Du coup, don Vigilio fut repris de son inquiétude effarée. Il bégaya d’abord, disant qu’il n’avait pas vu le dossier, ce qui était vrai.

— Je vous assure, aucune pièce ne nous est encore parvenue, j’ignore absolument tout.

Puis, comme le prêtre allait insister, il lui fit signe de se taire, il se remit à écrire, jetant des regards furtifs vers la deuxième antichambre. craignant sans doute que l’abbé Paparelli n’écoutât. Décidément, il avait parlé beaucoup trop. Et il se rapetissait à sa table, fondu, disparu dans son coin d’ombre.

Alors, Pierre revint à sa rêverie, envahi de nouveau par tout cet inconnu qui l’entourait, par la tristesse ancienne et ensommeillée des choses. D’interminables minutes durent s’écouler, il était près de onze heures.

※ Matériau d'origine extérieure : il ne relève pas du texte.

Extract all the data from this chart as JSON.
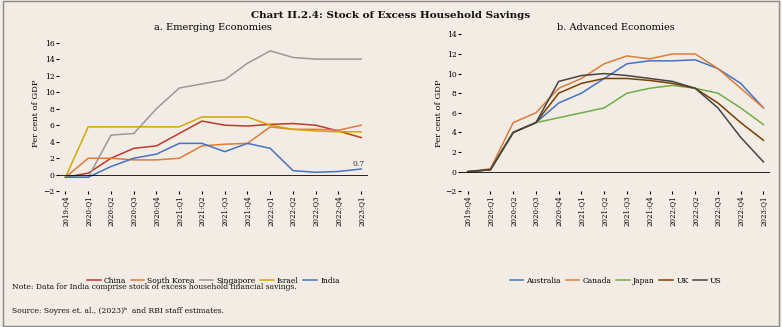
{
  "title": "Chart II.2.4: Stock of Excess Household Savings",
  "background_color": "#f2ece4",
  "note_line1": "Note: Data for India comprise stock of excess household financial savings.",
  "note_line2": "Source: Soyres et. al., (2023)ᵇ  and RBI staff estimates.",
  "panel_a": {
    "title": "a. Emerging Economies",
    "ylabel": "Per cent of GDP",
    "ylim": [
      -2,
      17
    ],
    "yticks": [
      -2,
      0,
      2,
      4,
      6,
      8,
      10,
      12,
      14,
      16
    ],
    "x_labels": [
      "2019:Q4",
      "2020:Q1",
      "2020:Q2",
      "2020:Q3",
      "2020:Q4",
      "2021:Q1",
      "2021:Q2",
      "2021:Q3",
      "2021:Q4",
      "2022:Q1",
      "2022:Q2",
      "2022:Q3",
      "2022:Q4",
      "2023:Q1"
    ],
    "annotation": "0.7",
    "series": {
      "China": {
        "color": "#c0392b",
        "values": [
          -0.3,
          0.2,
          2.0,
          3.2,
          3.5,
          5.0,
          6.5,
          6.0,
          5.9,
          6.1,
          6.2,
          6.0,
          5.3,
          4.5
        ]
      },
      "South Korea": {
        "color": "#e07b39",
        "values": [
          -0.3,
          2.0,
          2.0,
          1.8,
          1.8,
          2.0,
          3.5,
          3.7,
          3.8,
          5.8,
          5.5,
          5.5,
          5.4,
          6.0
        ]
      },
      "Singapore": {
        "color": "#999999",
        "values": [
          -0.3,
          -0.3,
          4.8,
          5.0,
          8.0,
          10.5,
          11.0,
          11.5,
          13.5,
          15.0,
          14.2,
          14.0,
          14.0,
          14.0
        ]
      },
      "Israel": {
        "color": "#d4a800",
        "values": [
          -0.3,
          5.8,
          5.8,
          5.8,
          5.8,
          5.8,
          7.0,
          7.0,
          7.0,
          6.0,
          5.5,
          5.3,
          5.2,
          5.2
        ]
      },
      "India": {
        "color": "#4472c4",
        "values": [
          -0.3,
          -0.3,
          1.0,
          2.0,
          2.5,
          3.8,
          3.8,
          2.8,
          3.8,
          3.2,
          0.5,
          0.3,
          0.4,
          0.7
        ]
      }
    },
    "legend_order": [
      "China",
      "South Korea",
      "Singapore",
      "Israel",
      "India"
    ]
  },
  "panel_b": {
    "title": "b. Advanced Economies",
    "ylabel": "Per cent of GDP",
    "ylim": [
      -2,
      14
    ],
    "yticks": [
      -2,
      0,
      2,
      4,
      6,
      8,
      10,
      12,
      14
    ],
    "x_labels": [
      "2019:Q4",
      "2020:Q1",
      "2020:Q2",
      "2020:Q3",
      "2020:Q4",
      "2021:Q1",
      "2021:Q2",
      "2021:Q3",
      "2021:Q4",
      "2022:Q1",
      "2022:Q2",
      "2022:Q3",
      "2022:Q4",
      "2023:Q1"
    ],
    "series": {
      "Australia": {
        "color": "#4472c4",
        "values": [
          0.0,
          0.2,
          4.0,
          5.0,
          7.0,
          8.0,
          9.5,
          11.0,
          11.3,
          11.3,
          11.4,
          10.5,
          9.0,
          6.5
        ]
      },
      "Canada": {
        "color": "#e07b39",
        "values": [
          0.0,
          0.3,
          5.0,
          6.0,
          8.5,
          9.5,
          11.0,
          11.8,
          11.5,
          12.0,
          12.0,
          10.5,
          8.5,
          6.5
        ]
      },
      "Japan": {
        "color": "#70ad47",
        "values": [
          0.0,
          0.2,
          4.0,
          5.0,
          5.5,
          6.0,
          6.5,
          8.0,
          8.5,
          8.8,
          8.5,
          8.0,
          6.5,
          4.8
        ]
      },
      "UK": {
        "color": "#7b3f00",
        "values": [
          0.0,
          0.2,
          4.0,
          5.0,
          8.0,
          9.0,
          9.5,
          9.5,
          9.3,
          9.0,
          8.5,
          7.0,
          5.0,
          3.2
        ]
      },
      "US": {
        "color": "#444444",
        "values": [
          0.0,
          0.2,
          4.0,
          5.0,
          9.2,
          9.8,
          10.0,
          9.8,
          9.5,
          9.2,
          8.5,
          6.5,
          3.5,
          1.0
        ]
      }
    },
    "legend_order": [
      "Australia",
      "Canada",
      "Japan",
      "UK",
      "US"
    ]
  }
}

Et un bruit de porte, un bruit de voix l’éveilla enfin. Il s’inclina respectueusement devant le cardinal Sanguinetti, qui s’en allait en compagnie d’un autre cardinal, très maigre, très grand, avec une figure grise et longue d’ascète. Mais ni l’un ni l’autre ne parut même apercevoir ce simple petit prêtre étranger, incliné ainsi sur leur passage. Ils causaient haut, familièrement.

— Ah ! oui, le vent descend, il a fait plus chaud qu’hier.

— C’est à coup sûr du sirocco pour demain.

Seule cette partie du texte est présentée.